I just ran across this poem in a beautiful little autumn-yellow book of Berry’s poetry, recently–and illicitly, for it wasn’t on the Official Book List–garnered at Half Price Books. It startled me the first time, and made me cry the second. Probably because I know the man it might have been written about; an old soldier who joined the army when “cavalry” still meant horses, and who, a few months ago, went to be with his God.

Grandpa, I can’t wait to meet you again, when you are strong and shouting with glory, older and younger and more splendid than we could have imagined.

I can’t wait to meet you for the first time.

Come Forth

I dreamed of my father when he was old.
We went to see some horses in a field;
they were sorrels, as red almost as blood,
the light gold on their shoulders and haunches.
Though they came to us, all a-tremble
with curiosity and snorty with caution,
they had never known bridle or harness.
My father walked among them, admiring,
for he was a knower of horses, and these were fine.

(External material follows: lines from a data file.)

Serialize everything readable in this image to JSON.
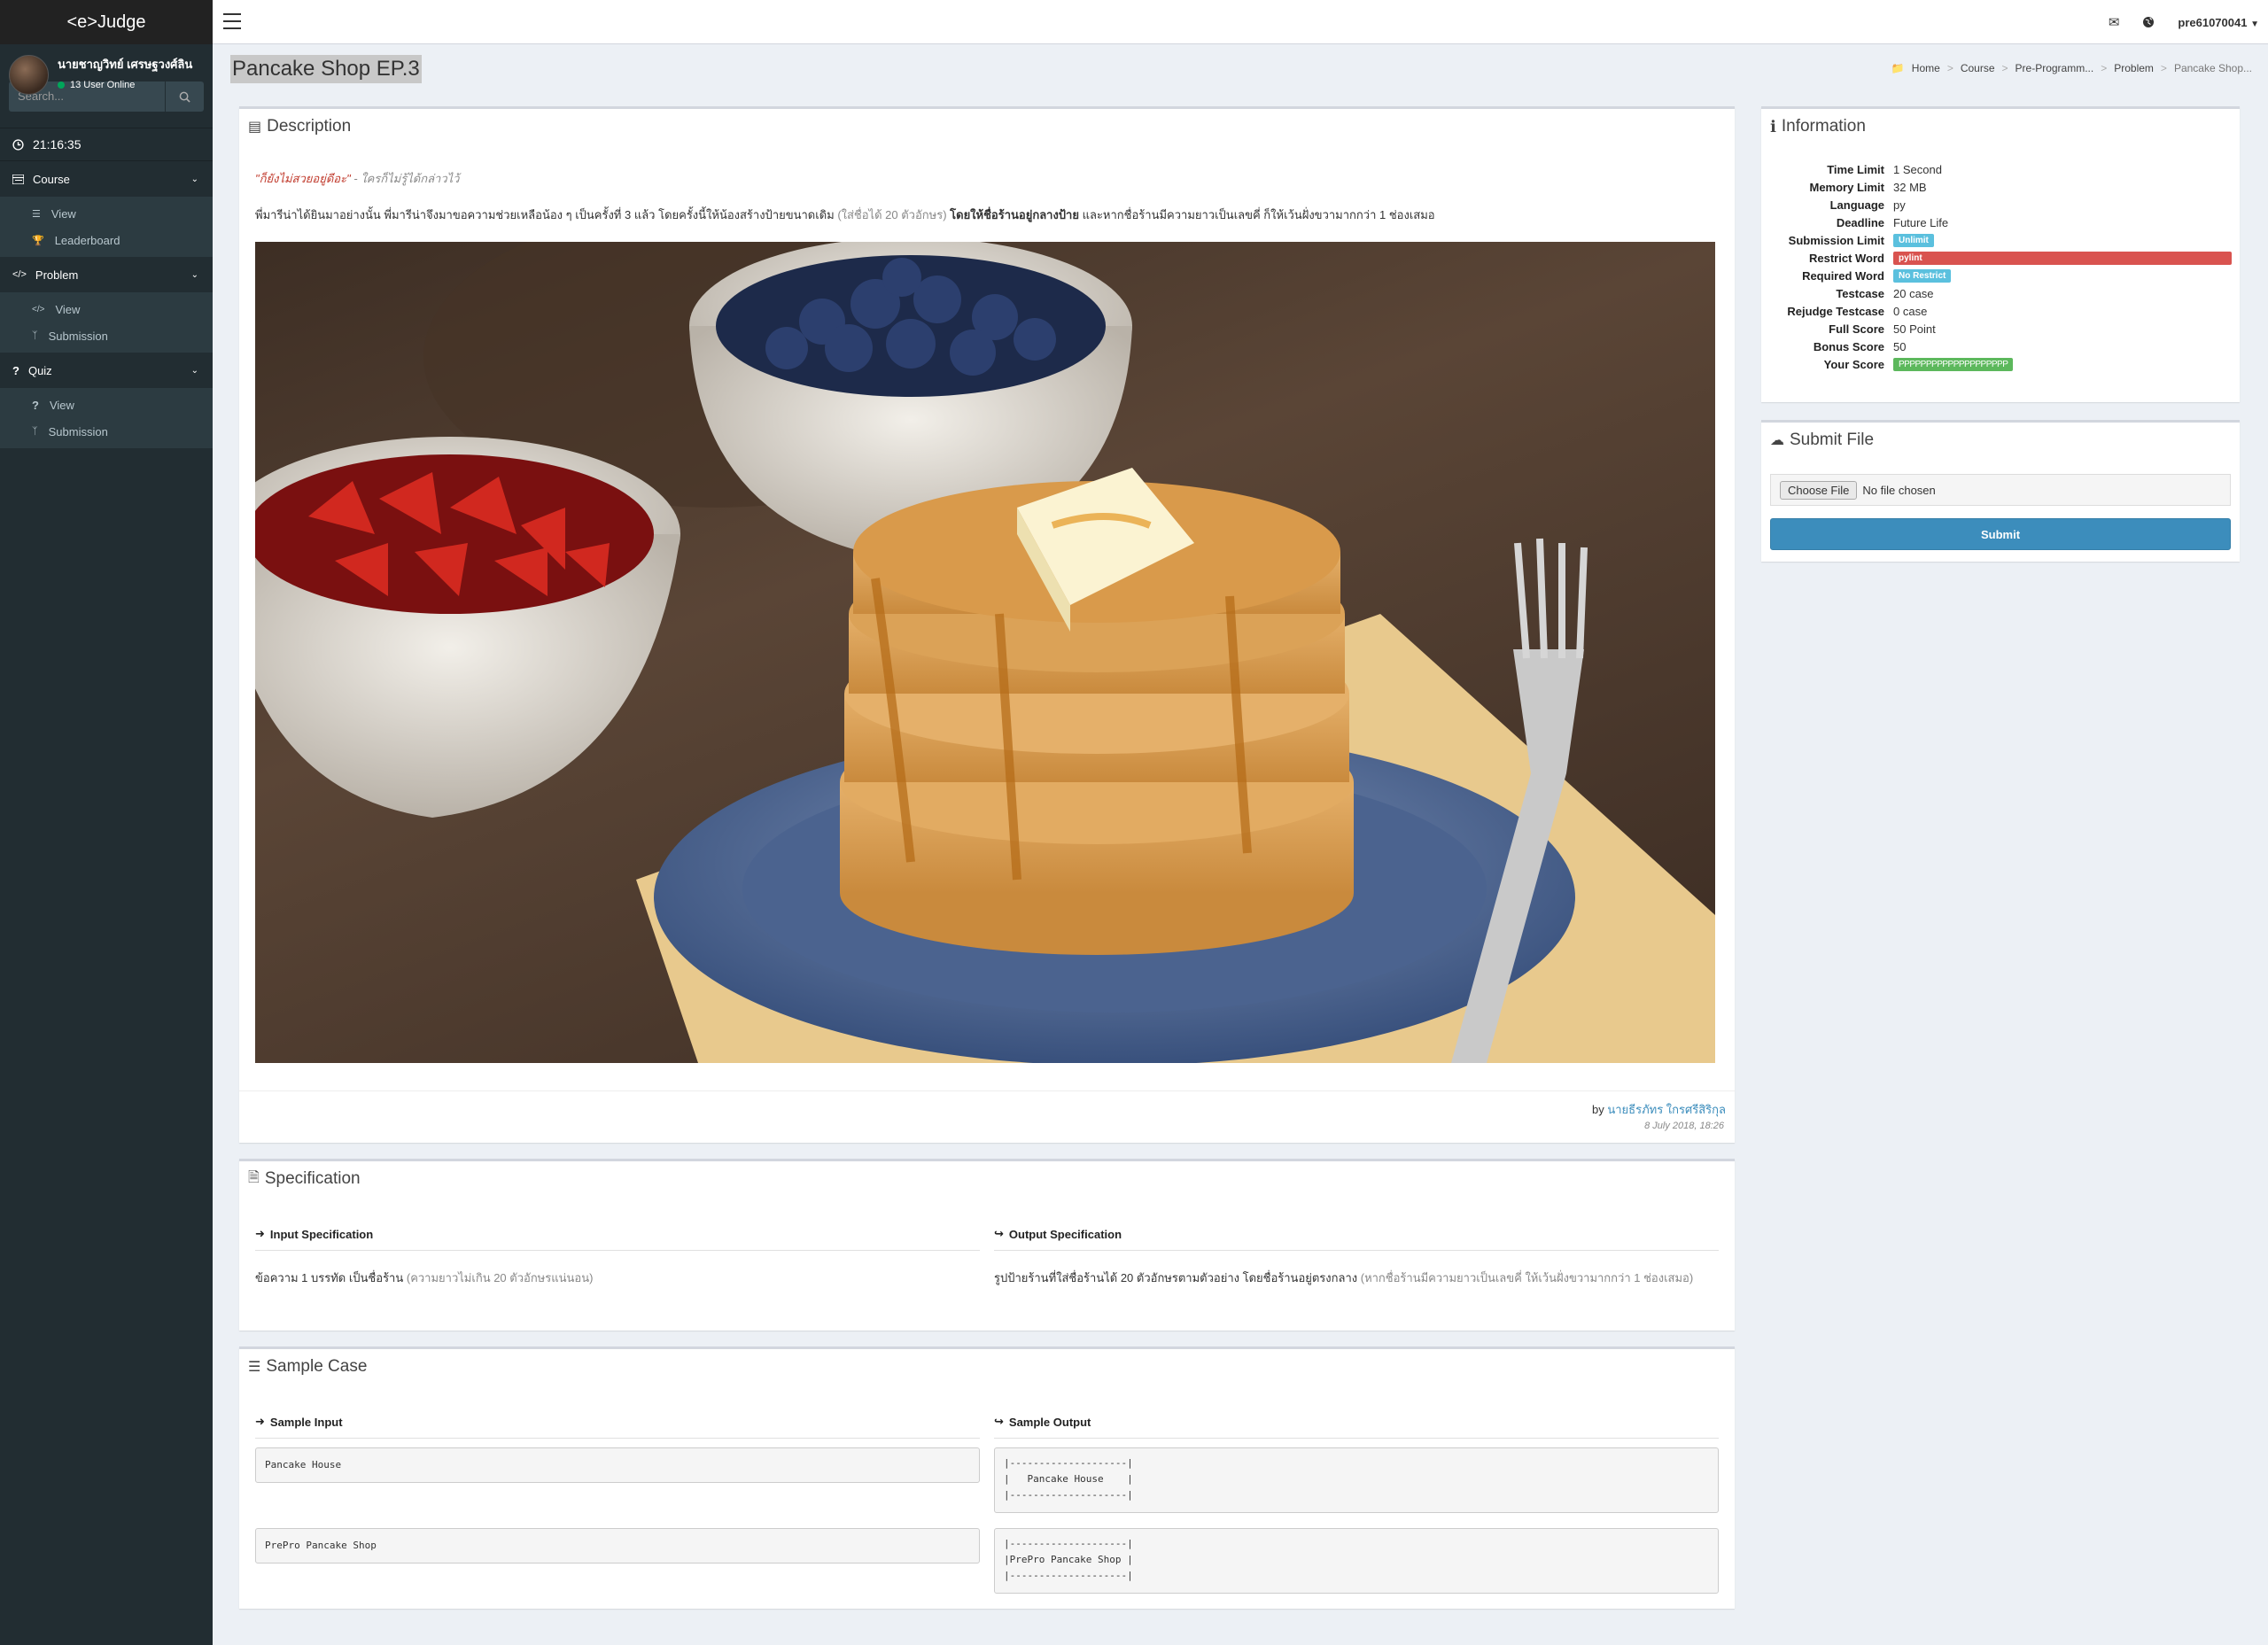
{
  "app": {
    "logo": "<e>Judge"
  },
  "user": {
    "name": "นายชาญวิทย์ เศรษฐวงศ์ลิน",
    "online": "13 User Online",
    "username": "pre61070041"
  },
  "sidebar": {
    "search_placeholder": "Search...",
    "clock": "21:16:35",
    "menus": [
      {
        "label": "Course",
        "items": [
          {
            "label": "View"
          },
          {
            "label": "Leaderboard"
          }
        ]
      },
      {
        "label": "Problem",
        "items": [
          {
            "label": "View"
          },
          {
            "label": "Submission"
          }
        ]
      },
      {
        "label": "Quiz",
        "items": [
          {
            "label": "View"
          },
          {
            "label": "Submission"
          }
        ]
      }
    ]
  },
  "page": {
    "title": "Pancake Shop EP.3"
  },
  "breadcrumb": {
    "home": "Home",
    "course": "Course",
    "program": "Pre-Programm...",
    "problem": "Problem",
    "current": "Pancake Shop..."
  },
  "description": {
    "title": "Description",
    "quote": "\"ก็ยังไม่สวยอยู่ดีอะ\"",
    "quote_author": " - ใครก็ไม่รู้ได้กล่าวไว้",
    "text1": "พี่มารีน่าได้ยินมาอย่างนั้น พี่มารีน่าจึงมาขอความช่วยเหลือน้อง ๆ เป็นครั้งที่ 3 แล้ว โดยครั้งนี้ให้น้องสร้างป้ายขนาดเดิม ",
    "text2": "(ใส่ชื่อได้ 20 ตัวอักษร) ",
    "text3": "โดยให้ชื่อร้านอยู่กลางป้าย",
    "text4": " และหากชื่อร้านมีความยาวเป็นเลขคี่ ก็ให้เว้นฝั่งขวามากกว่า 1 ช่องเสมอ",
    "by": "by ",
    "author": "นายธีรภัทร ใกรศรีสิริกุล",
    "date": "8 July 2018, 18:26"
  },
  "information": {
    "title": "Information",
    "rows": [
      {
        "key": "Time Limit",
        "value": "1 Second"
      },
      {
        "key": "Memory Limit",
        "value": "32 MB"
      },
      {
        "key": "Language",
        "value": "py"
      },
      {
        "key": "Deadline",
        "value": "Future Life"
      }
    ],
    "submission_limit_key": "Submission Limit",
    "submission_limit": "Unlimit",
    "restrict_word_key": "Restrict Word",
    "restrict_word": "pylint",
    "required_word_key": "Required Word",
    "required_word": "No Restrict",
    "rows2": [
      {
        "key": "Testcase",
        "value": "20 case"
      },
      {
        "key": "Rejudge Testcase",
        "value": "0 case"
      },
      {
        "key": "Full Score",
        "value": "50 Point"
      },
      {
        "key": "Bonus Score",
        "value": "50"
      }
    ],
    "your_score_key": "Your Score",
    "your_score": "PPPPPPPPPPPPPPPPPPPP",
    "colors": {
      "info": "#5bc0de",
      "danger": "#d9534f",
      "success": "#5cb85c"
    }
  },
  "submit": {
    "title": "Submit File",
    "choose": "Choose File",
    "no_file": "No file chosen",
    "button": "Submit"
  },
  "specification": {
    "title": "Specification",
    "input_head": "Input Specification",
    "input_text": "ข้อความ 1 บรรทัด เป็นชื่อร้าน ",
    "input_note": "(ความยาวไม่เกิน 20 ตัวอักษรแน่นอน)",
    "output_head": "Output Specification",
    "output_text": "รูปป้ายร้านที่ใส่ชื่อร้านได้ 20 ตัวอักษรตามตัวอย่าง โดยชื่อร้านอยู่ตรงกลาง ",
    "output_note": "(หากชื่อร้านมีความยาวเป็นเลขคี่ ให้เว้นฝั่งขวามากกว่า 1 ช่องเสมอ)"
  },
  "samples": {
    "title": "Sample Case",
    "input_head": "Sample Input",
    "output_head": "Sample Output",
    "cases": [
      {
        "input": "Pancake House",
        "output": "|--------------------|\n|   Pancake House    |\n|--------------------|"
      },
      {
        "input": "PrePro Pancake Shop",
        "output": "|--------------------|\n|PrePro Pancake Shop |\n|--------------------|"
      }
    ]
  }
}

He leaned on a cane and dragged his feet
along the ground in hurried little steps
so that I called to him to take care, take care,
as the horses stamped and frolicked around him.
But while I warned, he siezed the mane of the nearest one.
“It’ll be all right,” he said, and then from his broken stance
he leapt astride, and sat lithe and straight
and strong in the sun’s unshadowed excellence.